Thursday, February 12, 2015

Turns Out Yoga Pants Are The Downfall Of Society

Montana State Rep. David Moore is no fan of
yoga pants. Apparently they are a menace.
Image from Jezebel.  
The State of Montana has the best fashion police, let me tell you.

The world is going to hell in a hand basket, and Montana State Rep. David Moore knows exactly why:

Yoga pants. Especially the ones that are about the same color as human skin. It makes a person look naked or something, Moore said.

According to the Billings Gazette, Moore has introduced the morality saving House Bill 365, which would expand Montana's indecent exposure law to include, as the Gazette put it, "any nipple exposure, including met's and any garment that 'gives the appearance or simulates' a person's buttocks, genitals, pelvic area or female nipple."

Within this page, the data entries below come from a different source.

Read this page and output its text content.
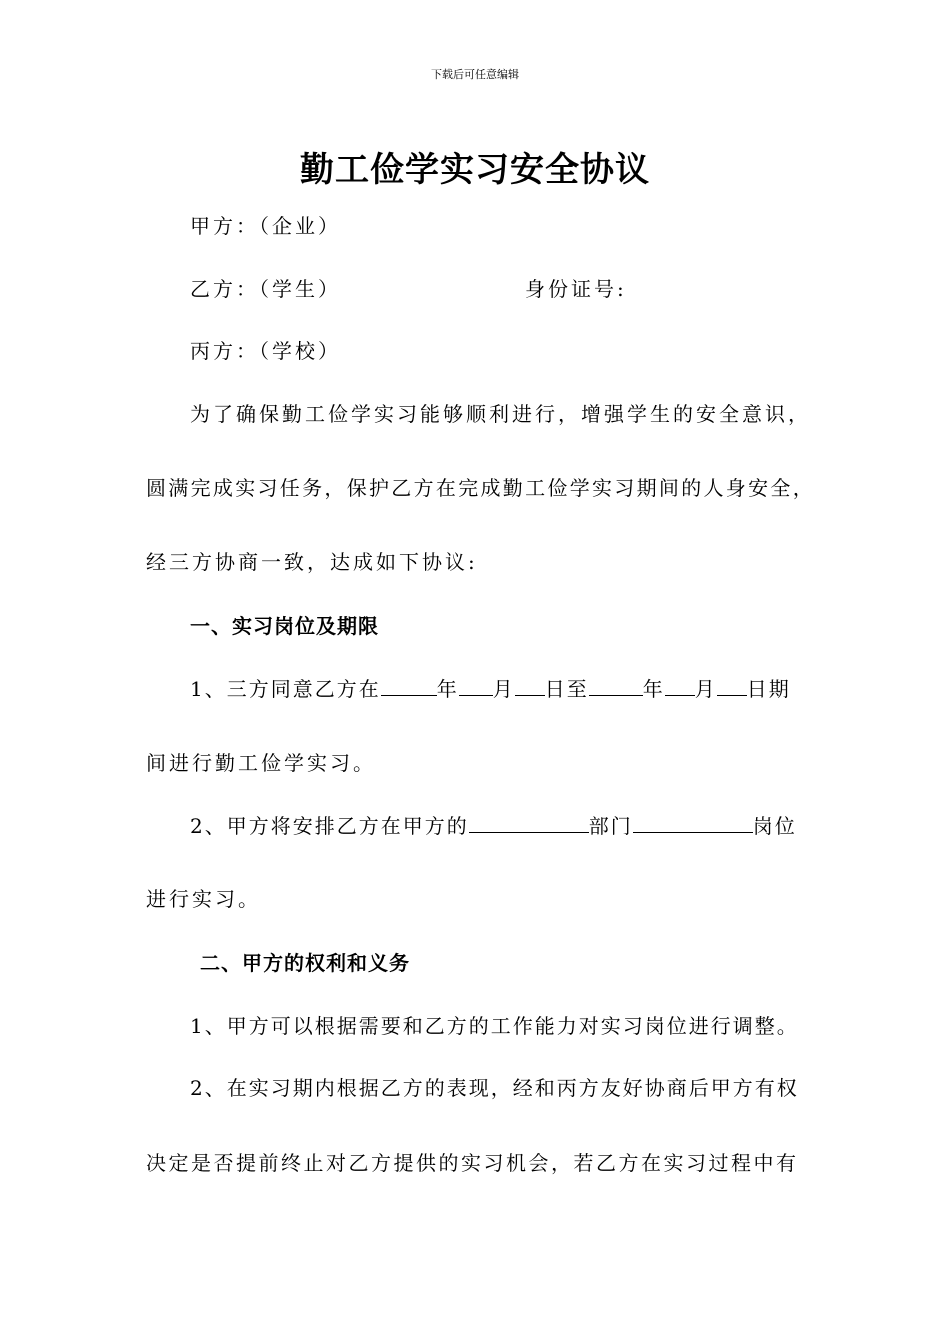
下载后可任意编辑
勤工俭学实习安全协议
甲方：（企业）
乙方：（学生）	身份证号:
丙方：（学校）
为了确保勤工俭学实习能够顺利进行，增强学生的安全意识，
圆满完成实习任务，保护乙方在完成勤工俭学实习期间的人身安全，
经三方协商一致，达成如下协议:
一、实习岗位及期限
1、三方同意乙方在	年 月 日至	年 月 日期
间进行勤工俭学实习。
2、甲方将安排乙方在甲方的	部门	岗位
进行实习。
二、甲方的权利和义务
1、甲方可以根据需要和乙方的工作能力对实习岗位进行调整。
2、在实习期内根据乙方的表现，经和丙方友好协商后甲方有权
决定是否提前终止对乙方提供的实习机会，若乙方在实习过程中有
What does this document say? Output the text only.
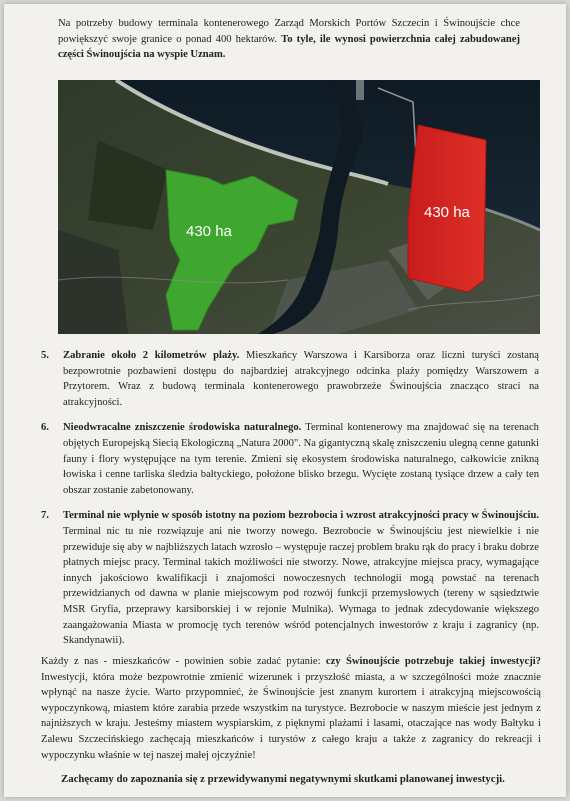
Na potrzeby budowy terminala kontenerowego Zarząd Morskich Portów Szczecin i Świnoujście chce powiększyć swoje granice o ponad 400 hektarów. To tyle, ile wynosi powierzchnia całej zabudowanej części Świnoujścia na wyspie Uznam.
430 ha
430 ha
5.	Zabranie około 2 kilometrów plaży. Mieszkańcy Warszowa i Karsiborza oraz liczni turyści zostaną bezpowrotnie pozbawieni dostępu do najbardziej atrakcyjnego odcinka plaży pomiędzy Warszowem a Przytorem. Wraz z budową terminala kontenerowego prawobrzeże Świnoujścia znacząco straci na atrakcyjności.
6.	Nieodwracalne zniszczenie środowiska naturalnego. Terminal kontenerowy ma znajdować się na terenach objętych Europejską Siecią Ekologiczną „Natura 2000". Na gigantyczną skalę zniszczeniu ulegną cenne gatunki fauny i flory występujące na tym terenie. Zmieni się ekosystem środowiska naturalnego, całkowicie znikną łowiska i cenne tarliska śledzia bałtyckiego, położone blisko brzegu. Wycięte zostaną tysiące drzew a cały ten obszar zostanie zabetonowany.
7.	Terminal nie wpłynie w sposób istotny na poziom bezrobocia i wzrost atrakcyjności pracy w Świnoujściu. Terminal nic tu nie rozwiązuje ani nie tworzy nowego. Bezrobocie w Świnoujściu jest niewielkie i nie przewiduje się aby w najbliższych latach wzrosło – występuje raczej problem braku rąk do pracy i braku dobrze płatnych miejsc pracy. Terminal takich możliwości nie stworzy. Nowe, atrakcyjne miejsca pracy, wymagające innych jakościowo kwalifikacji i znajomości nowoczesnych technologii mogą powstać na terenach przewidzianych od dawna w planie miejscowym pod rozwój funkcji przemysłowych (tereny w sąsiedztwie MSR Gryfia, przeprawy karsiborskiej i w rejonie Mulnika). Wymaga to jednak zdecydowanie większego zaangażowania Miasta w promocję tych terenów wśród potencjalnych inwestorów z kraju i zagranicy (np. Skandynawii).
Każdy z nas - mieszkańców - powinien sobie zadać pytanie: czy Świnoujście potrzebuje takiej inwestycji? Inwestycji, która może bezpowrotnie zmienić wizerunek i przyszłość miasta, a w szczególności może znacznie wpłynąć na nasze życie. Warto przypomnieć, że Świnoujście jest znanym kurortem i atrakcyjną miejscowością wypoczynkową, miastem które zarabia przede wszystkim na turystyce. Bezrobocie w naszym mieście jest jednym z najniższych w kraju. Jesteśmy miastem wyspiarskim, z pięknymi plażami i lasami, otaczające nas wody Bałtyku i Zalewu Szczecińskiego zachęcają mieszkańców i turystów z całego kraju a także z zagranicy do rekreacji i wypoczynku właśnie w tej naszej małej ojczyźnie!
Zachęcamy do zapoznania się z przewidywanymi negatywnymi skutkami planowanej inwestycji.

That list would include flesh-colored yoga pants, Moore said. Other color yoga pants would have been OK, supposedly, under the proposal, but Moore doesn't like any yoga pants.

"Yoga pants should be illegal in public anyway," Moore said after a hearing on the bill, says the Billings Gazette.

This all got started last August, when there was something called  "Bare As You Dare" bicycle event in Missoula. This kind of thing happens in a lot of cities lately where people in a group ride bicycles while naked because it's fun, people want to celebrate and promote acceptance of all kinds of body images, or they're making some sort of statement like "bicycles are good" or "fossil fuels are bad."

I'm not sure how riding a bike naked will reduce our dependence on fossil fuel, but what the hell. Nobody is getting hurt at these events, right

If you ask Moore and another Montana lawmaker named Walt Hill, this kind of naked bike ride is a terrible threat to the Good Citizens of Montana, so any kind of indecent exposure must be stopped.

Officials felt like they had to give a permit for the "Bare As You Dare" event last year because denying it would maybe make the officials run afoul of First Amendment free speech protections.

So, the effort is on to cover up Big Sky country.

"I want Montana to be known as a decent state where people can live within the security of laws and protect their children and associates from degrading and indecent practices," the Billings Gazette quoted Hill as saying.

Yeah, because I surely wouldn't feel secure unless there was a ban on naked bike rides, yoga pants and guys walking around wearing no shirts.

The wrong kind of clothing is apparently dangerous, at least in the eyes of some lawmakers.

However, Moore's efforts are for naught. According to Jezebel and the Associated Press, a Montana legislative committed voted to day to quash the anti-yoga pants bill.

At the peak of the craze of wearing baggy pants that sagged halfway down people's butts, some states and municipalities tried to ban the wearing of them. 

Too dangerous? Too, I don't know, hip hoppy?

Way back in the 1930s people tried to ban zoot suits because they, like the baggy pants, represented an urban youth culture, rather weighted toward Hispanics, that the adults didn't like.

I'm still not sure how banning certain types of clothing, instead of banning objectionable behavior is going to fix society's ills.

But I guess fixing society's ills is too tough a task, so banning certain types of clothes seems an easy way out.

Talk about the emperor having no clothes!